Riutilizzo di beni confiscati, Guarino ne parla per il Lions

TERAMO – Prosegue l’attività del Lions club Teramo volta alla vicinanza sociale e alla diffusione di temi di interesse pubblico. Stavolta l’attenzione è dedicata alla confisca dei beni della criminalità mafiosa. La conferenza “Il riuso dei beni confiscati alle mafie: un’opportunità di sviluppo del territorio”, si terrà domani alle 18.30 nella sala conferenze dell’Hotel Abruzzi.

Secondo il dossier dell’Agenzia Nazionale per i beni sequestrati e confiscati, aggiornato al 31 dicembre 2015, sono 267 i beni confiscati alle mafie in Abruzzo di cui ben 61 in provincia di Teramo, tutti riguardanti beni immobili. La gestione di questi beni diventa una sorta di moderno "contrappasso", per contrastare le attività della criminalità organizzata e diffondere quella cultura della legalità che si pone come il principale anticorpo alle mafie.

Su cosa viene confiscato, sull’utilizzo sociale della confisca e la relativa valorizzazione nella società civile, approfondirà Lucio Guarino, tra i più esperti nel settore. Guarino è infatti Direttore Generale e Segretario del Consorzio Sviluppo e Legalità, la prima esperienza di riutilizzo per fini sociali di beni confiscati ed affidati a Comuni del palermitano.

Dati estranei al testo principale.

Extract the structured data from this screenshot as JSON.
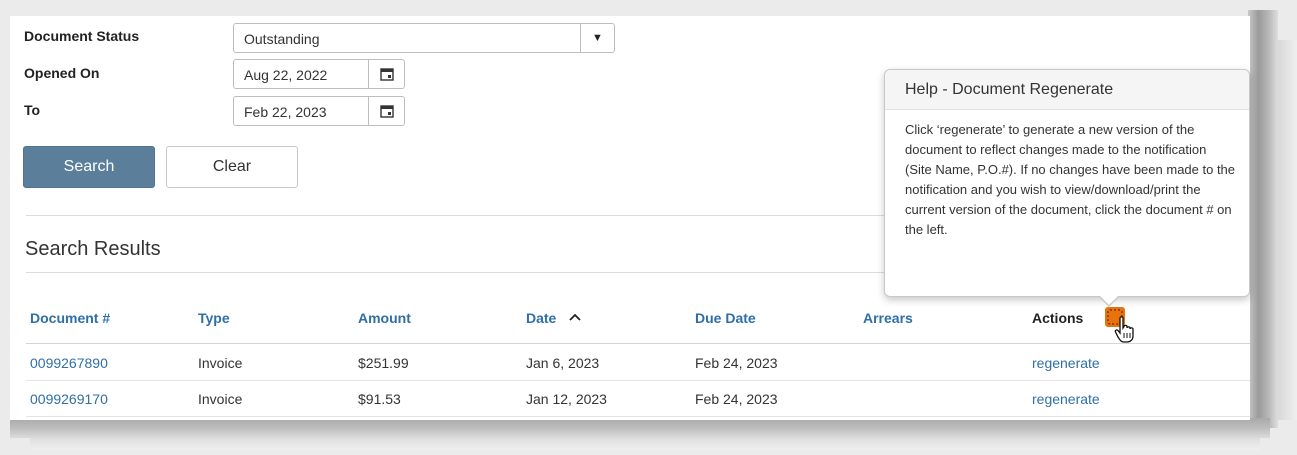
{
  "filters": {
    "status_label": "Document Status",
    "status_value": "Outstanding",
    "opened_label": "Opened On",
    "opened_value": "Aug 22, 2022",
    "to_label": "To",
    "to_value": "Feb 22, 2023"
  },
  "buttons": {
    "search": "Search",
    "clear": "Clear"
  },
  "results": {
    "heading": "Search Results",
    "columns": [
      "Document #",
      "Type",
      "Amount",
      "Date",
      "Due Date",
      "Arrears",
      "Actions"
    ],
    "rows": [
      {
        "document": "0099267890",
        "type": "Invoice",
        "amount": "$251.99",
        "date": "Jan 6, 2023",
        "due_date": "Feb 24, 2023",
        "arrears": "",
        "action": "regenerate"
      },
      {
        "document": "0099269170",
        "type": "Invoice",
        "amount": "$91.53",
        "date": "Jan 12, 2023",
        "due_date": "Feb 24, 2023",
        "arrears": "",
        "action": "regenerate"
      }
    ]
  },
  "help": {
    "title": "Help - Document Regenerate",
    "body": "Click ‘regenerate’ to generate a new version of the document to reflect changes made to the notification (Site Name, P.O.#). If no changes have been made to the notification and you wish to view/download/print the current version of the document, click the document # on the left."
  },
  "icons": {
    "sort": "chevron-up-icon",
    "help": "help-icon",
    "cursor": "hand-pointer-icon",
    "calendar": "calendar-icon",
    "dropdown": "caret-down-icon"
  },
  "colors": {
    "primary_button": "#5b7f9b",
    "link": "#2f6fa6",
    "help_icon": "#e8720c"
  }
}
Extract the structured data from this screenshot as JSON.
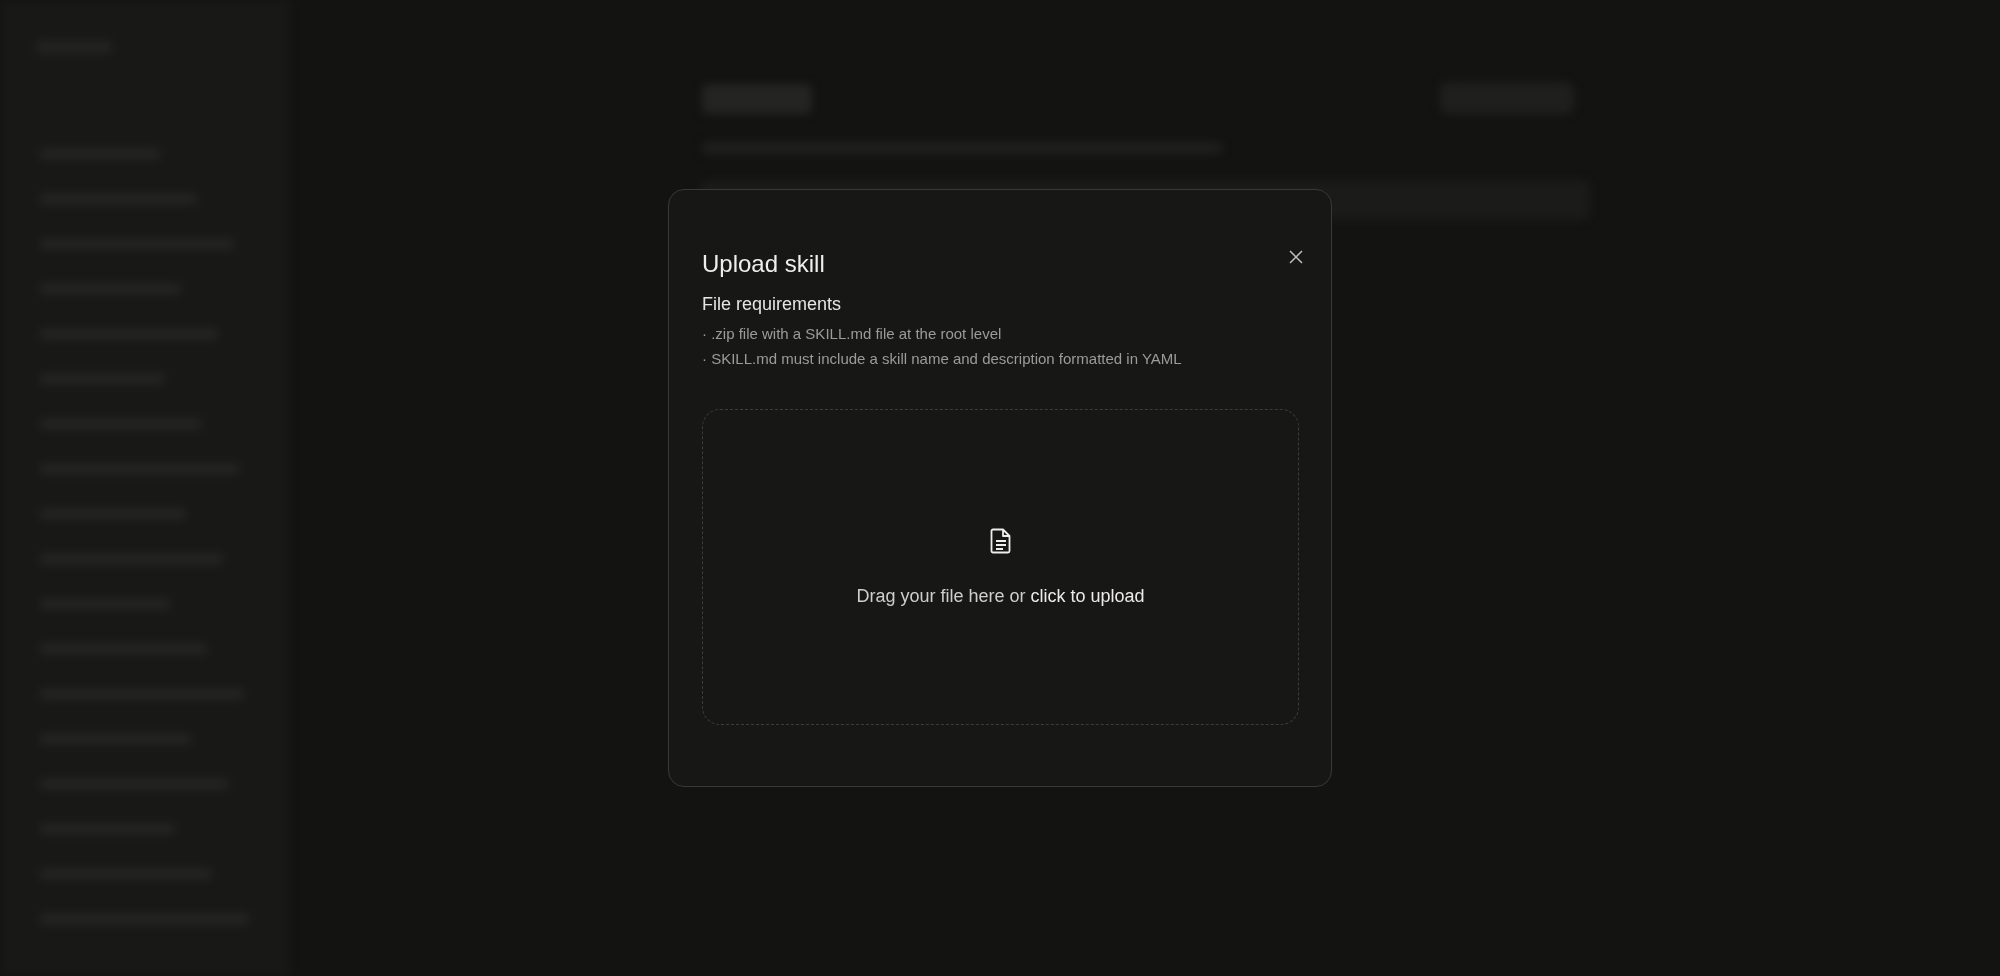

La conferenza sarà anche l’occasione per presentare la convenzioneche viene contestualmente siglata, tra il Lions Club Teramo del presidente Michele Capomacchia, e il gruppo Bricofer, azienda italiana leader nel settore del fai da te, per il restauro del Polittico di Jacobello del Fiore, una delle opere d’arte più pregevoli del Duomo di Teramo. Il capolavoro quattrocentesco, rappresentante l’Incoronazione della Vergine, è opera identitaria di Teramo e versa in uno stato allarmante di conservazione.